DESEJO


A noite estava fria, uma garoa fina caía sobre a cidade coberta por um nevoeiro fraco porém visível. Eu caminhava sem destino dentro da noite, andava, não pensava em nada, apenas caminhava. Olhava a rua com pouco movimento, alguns carros cruzavam as avenidas a minha frente, mendigos e bêbados andavam pelas calçadas, nada merecia minha atenção naquele momento. Sentia-me só aquela noite, queria que aquela sensação de tristeza que me dominava se extinguisse, queria sorrir novamente como sorrira quando estava a conversar ou mesmo a caçar com meu mestre, queria sentir aquela sensação que os mortais sentem quando estão junto de pessoas que amam, queria o contato, o calor da amizade ou mesmo de um amor que hoje não existe, queria alguém comigo, apenas uma companhia, nada mais. Aquela solidão me maltratava diariamente, corroía minha mente com sensações e lembranças, era perigoso para mim e para quem me rodeava, eu sabia disso, mas não podia controlar aquela emoção, sentia um nó no peito (sensação ainda mortal, mas o que fazer?) era a solidão que me amargurava. Era a saudade que me fazia companhia. Estava solitário a muito tempo, desde que meu senhor partiu para entregar sua alma a Caim, eu mudara meus hábitos, estava sozinho e amargurado. Havia vingado a morte de meu senhor, mas agora estava sem destino, apenas caminhando por entre as ruas junto com minhas lembranças e minhas saudades.

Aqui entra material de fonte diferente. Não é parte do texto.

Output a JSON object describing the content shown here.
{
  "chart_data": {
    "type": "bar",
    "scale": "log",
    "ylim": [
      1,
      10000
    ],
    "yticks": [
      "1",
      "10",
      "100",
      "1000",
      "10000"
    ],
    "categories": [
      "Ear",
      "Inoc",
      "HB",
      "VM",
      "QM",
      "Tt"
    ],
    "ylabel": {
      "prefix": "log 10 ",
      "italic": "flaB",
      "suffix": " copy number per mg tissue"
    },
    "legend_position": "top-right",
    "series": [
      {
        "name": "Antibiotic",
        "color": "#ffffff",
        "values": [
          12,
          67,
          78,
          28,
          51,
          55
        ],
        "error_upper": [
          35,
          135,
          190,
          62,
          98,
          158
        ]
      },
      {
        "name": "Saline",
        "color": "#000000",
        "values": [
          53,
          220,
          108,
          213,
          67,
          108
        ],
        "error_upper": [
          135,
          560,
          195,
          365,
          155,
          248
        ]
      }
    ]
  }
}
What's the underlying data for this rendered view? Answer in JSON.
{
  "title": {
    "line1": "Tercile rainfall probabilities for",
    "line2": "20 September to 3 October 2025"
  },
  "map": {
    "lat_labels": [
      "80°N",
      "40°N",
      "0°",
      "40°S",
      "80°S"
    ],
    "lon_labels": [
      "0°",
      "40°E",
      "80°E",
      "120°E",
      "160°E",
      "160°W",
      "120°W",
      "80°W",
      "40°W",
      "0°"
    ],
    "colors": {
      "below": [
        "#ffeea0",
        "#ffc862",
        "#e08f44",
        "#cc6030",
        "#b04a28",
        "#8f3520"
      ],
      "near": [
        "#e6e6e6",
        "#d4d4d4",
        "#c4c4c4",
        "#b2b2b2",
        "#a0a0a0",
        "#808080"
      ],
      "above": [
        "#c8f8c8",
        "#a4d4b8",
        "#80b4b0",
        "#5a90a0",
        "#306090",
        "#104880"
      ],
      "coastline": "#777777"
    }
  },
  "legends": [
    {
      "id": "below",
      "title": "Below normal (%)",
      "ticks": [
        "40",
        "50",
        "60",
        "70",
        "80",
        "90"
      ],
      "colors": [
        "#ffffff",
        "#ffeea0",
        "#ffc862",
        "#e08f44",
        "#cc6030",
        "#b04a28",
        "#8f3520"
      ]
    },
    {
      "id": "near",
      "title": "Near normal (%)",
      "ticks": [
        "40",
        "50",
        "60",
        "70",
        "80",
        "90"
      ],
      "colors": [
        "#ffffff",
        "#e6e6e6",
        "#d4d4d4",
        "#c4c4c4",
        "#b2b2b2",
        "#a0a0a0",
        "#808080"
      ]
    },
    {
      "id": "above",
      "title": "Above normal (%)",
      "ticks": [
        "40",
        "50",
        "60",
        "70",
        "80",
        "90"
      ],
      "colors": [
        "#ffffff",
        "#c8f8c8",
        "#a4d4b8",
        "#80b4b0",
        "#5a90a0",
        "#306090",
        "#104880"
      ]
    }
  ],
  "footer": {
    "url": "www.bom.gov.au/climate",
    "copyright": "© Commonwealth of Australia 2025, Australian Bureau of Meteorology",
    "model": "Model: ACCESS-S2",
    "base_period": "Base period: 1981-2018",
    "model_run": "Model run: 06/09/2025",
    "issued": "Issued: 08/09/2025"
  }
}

Algumas lembranças vinham-me a mente e lágrimas de sangue rolavam por meu rosto, as lembranças me amarguravam, me feriam profundamente, aquilo era terrível, não o desejo para ninguém. Nem o mais perverso ser que possa existir é merecedor de tamanha dor. Ah, aquele passado que me acompanhava, como gostaria de vivê-lo novamente. Fico pensando qual seria o meu desejo se me fosse concedido um. Julgo que seria um desejo diferente, não qualquer desejo, mas algo que sei que é impossível. Impossível de realizar-se. Tudo o que desejava não poderia mais voltar, jamais, pelo menos não idêntico ao que era, pois faltavam coisas, pessoas, itens importantes que já deixaram de existir. Meu desejo senhores, seria impossível. Eu desejava a volta do passado, é, a volta do passado, consertar o que hoje não tem conserto, fazer existir o que hoje é inexistente. Curar os machucados que ainda não cicatrizaram e sangram me trazendo muito dor. Gostaria de reconstruir o passado, ganhar o que foi perdido e sorrir ao invés de hoje chorar por me lembrar desse passado.
Sinto muito meus amigos, mas não tenho como continuar a narrar-lhes esta história, as lágrimas rolam novamente por meu rosto e consigo trazem as lembranças que gostaria de descrever-lhes, mas ainda é impossível.